Homem de quimono em pé escorado na parede do centro de treinamento. Ao fundo, luz da rua entra por uma porta de vidro.
Homem branco com barba deitado estirado no tatame. Feições demonstram exaustão.

Robson fez diversas fotos de treinos no Alliance Novo Hamburgo. (Fotos: Robson Müller/Acervo)

Jiu-Jitsu Brasileiro

A disciplina tem origem no Japão, mas o esporte que se popularizou no mundo todo nasceu no Brasil. O Brazilian Jiu-Jitsu, BJJ, é uma prática que combina força e estratégia em arenas de tatame com área de oito por oito metros. Existem práticas com e sem quimono – roupa tradicional utilizada no Judô, Karatê, Taekwondo e outras artes marciais. 

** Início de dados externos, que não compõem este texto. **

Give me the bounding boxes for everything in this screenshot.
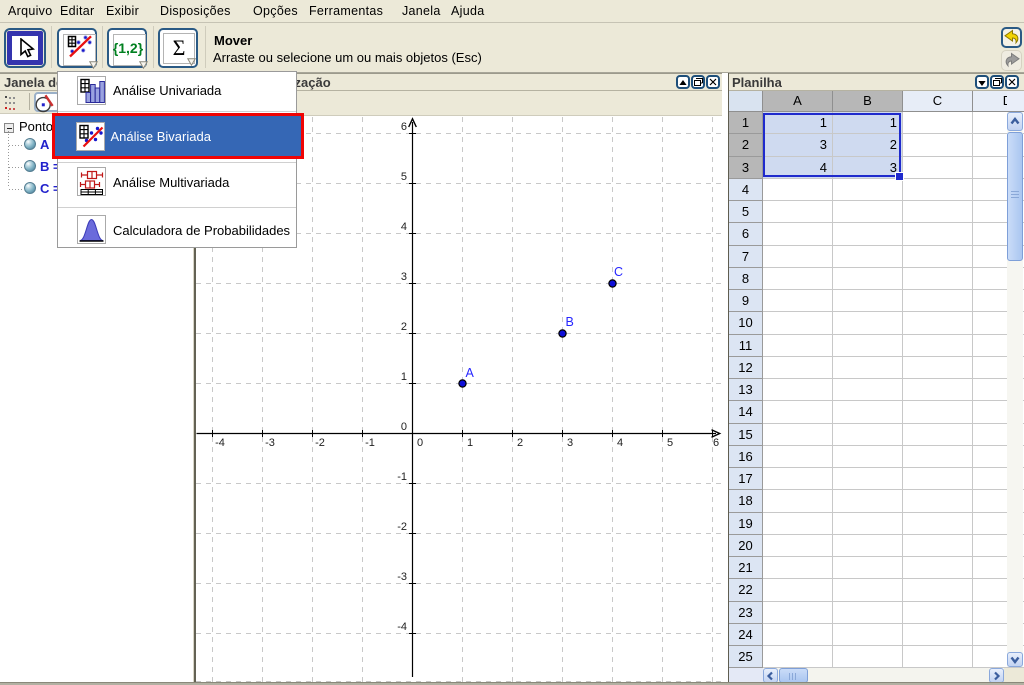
svg-text:1: 1 xyxy=(401,371,407,383)
svg-text:-2: -2 xyxy=(397,521,407,533)
svg-text:-3: -3 xyxy=(265,437,275,449)
svg-text:-2: -2 xyxy=(315,437,325,449)
svg-text:4: 4 xyxy=(617,437,623,449)
svg-text:0: 0 xyxy=(417,437,423,449)
svg-text:-3: -3 xyxy=(397,571,407,583)
svg-text:3: 3 xyxy=(401,271,407,283)
svg-text:3: 3 xyxy=(567,437,573,449)
svg-text:B: B xyxy=(566,315,574,329)
svg-text:-4: -4 xyxy=(215,437,225,449)
svg-text:A: A xyxy=(466,366,475,380)
svg-text:-1: -1 xyxy=(397,471,407,483)
svg-text:0: 0 xyxy=(401,421,407,433)
svg-text:5: 5 xyxy=(401,171,407,183)
svg-text:2: 2 xyxy=(401,321,407,333)
svg-text:C: C xyxy=(614,265,623,279)
svg-text:1: 1 xyxy=(467,437,473,449)
svg-text:-4: -4 xyxy=(397,621,407,633)
svg-text:2: 2 xyxy=(517,437,523,449)
svg-text:-1: -1 xyxy=(365,437,375,449)
svg-text:4: 4 xyxy=(401,221,407,233)
svg-text:5: 5 xyxy=(667,437,673,449)
svg-text:6: 6 xyxy=(401,121,407,133)
svg-text:6: 6 xyxy=(713,437,719,449)
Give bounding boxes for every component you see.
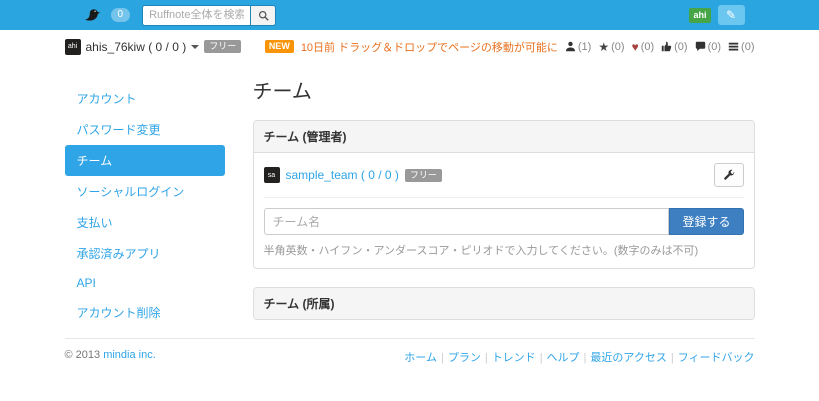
register-button[interactable]: 登録する xyxy=(669,208,743,235)
stat-count: (1) xyxy=(578,41,591,53)
sidebar-item-payment[interactable]: 支払い xyxy=(65,207,225,238)
thumbs-up-icon xyxy=(661,41,672,52)
footer-link-feedback[interactable]: フィードバック xyxy=(678,352,755,364)
footer-links: ホーム|プラン|トレンド|ヘルプ|最近のアクセス|フィードバック xyxy=(404,349,754,365)
search-button[interactable] xyxy=(250,5,276,26)
admin-teams-panel: チーム (管理者) sa sample_team ( 0 / 0 ) フリー xyxy=(253,120,755,269)
sidebar-item-account[interactable]: アカウント xyxy=(65,83,225,114)
footer: © 2013 mindia inc. ホーム|プラン|トレンド|ヘルプ|最近のア… xyxy=(0,338,819,377)
stat-comments[interactable]: (0) xyxy=(695,41,721,53)
admin-panel-header: チーム (管理者) xyxy=(254,121,754,153)
page-title: チーム xyxy=(253,75,755,104)
stat-likes[interactable]: ♥ (0) xyxy=(632,40,655,54)
create-team-form: 登録する xyxy=(264,208,744,235)
team-row: sa sample_team ( 0 / 0 ) フリー xyxy=(264,163,744,198)
copyright: © 2013 mindia inc. xyxy=(65,349,156,365)
stat-pages[interactable]: (0) xyxy=(728,41,754,53)
separator: | xyxy=(540,352,543,364)
page: 0 ahi ✎ xyxy=(0,0,819,401)
heart-icon: ♥ xyxy=(632,40,639,54)
search-input[interactable] xyxy=(142,5,250,26)
user-badge[interactable]: ahi xyxy=(689,8,710,23)
separator: | xyxy=(584,352,587,364)
search-icon xyxy=(258,10,269,21)
bird-logo-icon xyxy=(83,7,103,23)
username-link[interactable]: ahis_76kiw ( 0 / 0 ) xyxy=(86,40,187,54)
footer-link-recent-access[interactable]: 最近のアクセス xyxy=(590,352,666,364)
new-page-button[interactable]: ✎ xyxy=(718,5,745,25)
member-panel-header: チーム (所属) xyxy=(254,288,754,319)
content: チーム チーム (管理者) sa sample_team ( 0 / 0 ) フ… xyxy=(253,69,755,338)
star-icon: ★ xyxy=(598,40,609,54)
stat-count: (0) xyxy=(674,41,687,53)
stat-count: (0) xyxy=(611,41,624,53)
sidebar-item-approved-apps[interactable]: 承認済みアプリ xyxy=(65,238,225,269)
footer-link-trend[interactable]: トレンド xyxy=(492,352,536,364)
wrench-icon xyxy=(723,169,735,181)
new-badge: NEW xyxy=(265,40,294,53)
team-link[interactable]: sample_team ( 0 / 0 ) xyxy=(286,168,399,182)
user-avatar[interactable]: ahi xyxy=(65,39,81,55)
copyright-text: © 2013 xyxy=(65,349,101,361)
pencil-icon: ✎ xyxy=(726,9,736,21)
stat-stars[interactable]: ★ (0) xyxy=(598,40,624,54)
news-link[interactable]: 10日前 ドラッグ＆ドロップでページの移動が可能に xyxy=(301,39,558,55)
separator: | xyxy=(485,352,488,364)
stat-count: (0) xyxy=(708,41,721,53)
settings-sidebar: アカウント パスワード変更 チーム ソーシャルログイン 支払い 承認済みアプリ … xyxy=(65,69,225,338)
user-context-bar: ahi ahis_76kiw ( 0 / 0 ) フリー NEW 10日前 ドラ… xyxy=(0,30,819,63)
main-area: アカウント パスワード変更 チーム ソーシャルログイン 支払い 承認済みアプリ … xyxy=(65,63,755,338)
stat-members[interactable]: (1) xyxy=(565,41,591,53)
team-settings-button[interactable] xyxy=(714,163,744,187)
brand-logo[interactable] xyxy=(65,7,103,23)
user-icon xyxy=(565,41,576,52)
sidebar-item-team[interactable]: チーム xyxy=(65,145,225,176)
stat-count: (0) xyxy=(641,41,654,53)
chevron-down-icon[interactable] xyxy=(191,45,199,49)
sidebar-item-api[interactable]: API xyxy=(65,269,225,297)
comment-icon xyxy=(695,41,706,52)
footer-link-plan[interactable]: プラン xyxy=(448,352,481,364)
team-plan-badge: フリー xyxy=(405,169,442,182)
footer-link-help[interactable]: ヘルプ xyxy=(547,352,580,364)
team-name-help: 半角英数・ハイフン・アンダースコア・ピリオドで入力してください。(数字のみは不可… xyxy=(264,242,744,258)
notification-badge[interactable]: 0 xyxy=(111,8,131,22)
stat-thumbs[interactable]: (0) xyxy=(661,41,687,53)
team-name-input[interactable] xyxy=(264,208,670,235)
top-navbar: 0 ahi ✎ xyxy=(0,0,819,30)
footer-link-home[interactable]: ホーム xyxy=(404,352,437,364)
separator: | xyxy=(441,352,444,364)
sidebar-item-delete-account[interactable]: アカウント削除 xyxy=(65,297,225,328)
member-teams-panel: チーム (所属) xyxy=(253,287,755,320)
team-avatar: sa xyxy=(264,167,280,183)
plan-badge: フリー xyxy=(204,40,241,53)
global-search xyxy=(142,5,276,26)
company-link[interactable]: mindia inc. xyxy=(103,349,156,361)
sidebar-item-password[interactable]: パスワード変更 xyxy=(65,114,225,145)
sidebar-item-social-login[interactable]: ソーシャルログイン xyxy=(65,176,225,207)
separator: | xyxy=(671,352,674,364)
table-icon xyxy=(728,41,739,52)
stat-count: (0) xyxy=(741,41,754,53)
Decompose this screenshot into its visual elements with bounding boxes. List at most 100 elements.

Os campeonatos seguem uma estrutura de mata-mata, com lutas um contra um. O tempo máximo varia de 5 a 10 minutos, de forma progressiva, conforme a graduação dos competidores. São seis cores de faixa para os adultos e outras três para menores de 15 anos, além da faixa inicial branca e diversos graus – pequenos esparadrapos adicionados à ponta de cor diferente. 

Na graduação, Robson Müller segura faixa roxa na mão esquerda e certificado na mão direita. Treinadores estão em volta, todos de quimono, com faixas pretas de ponta vermelha.
Robson recebeu a faixa roxa quando tinha três graus na faixa azul. (Foto: @ConneFotos/Divulgação)

“Tem três maneiras de vencer”, explica Robson. A primeira é por pontos. Derrubar o oponente, superar a posição de “guarda” dele, conseguir uma posição estratégica pelas costas, virar o jogo (literalmente), entre outras coisas – tudo isso conta para o resultado. 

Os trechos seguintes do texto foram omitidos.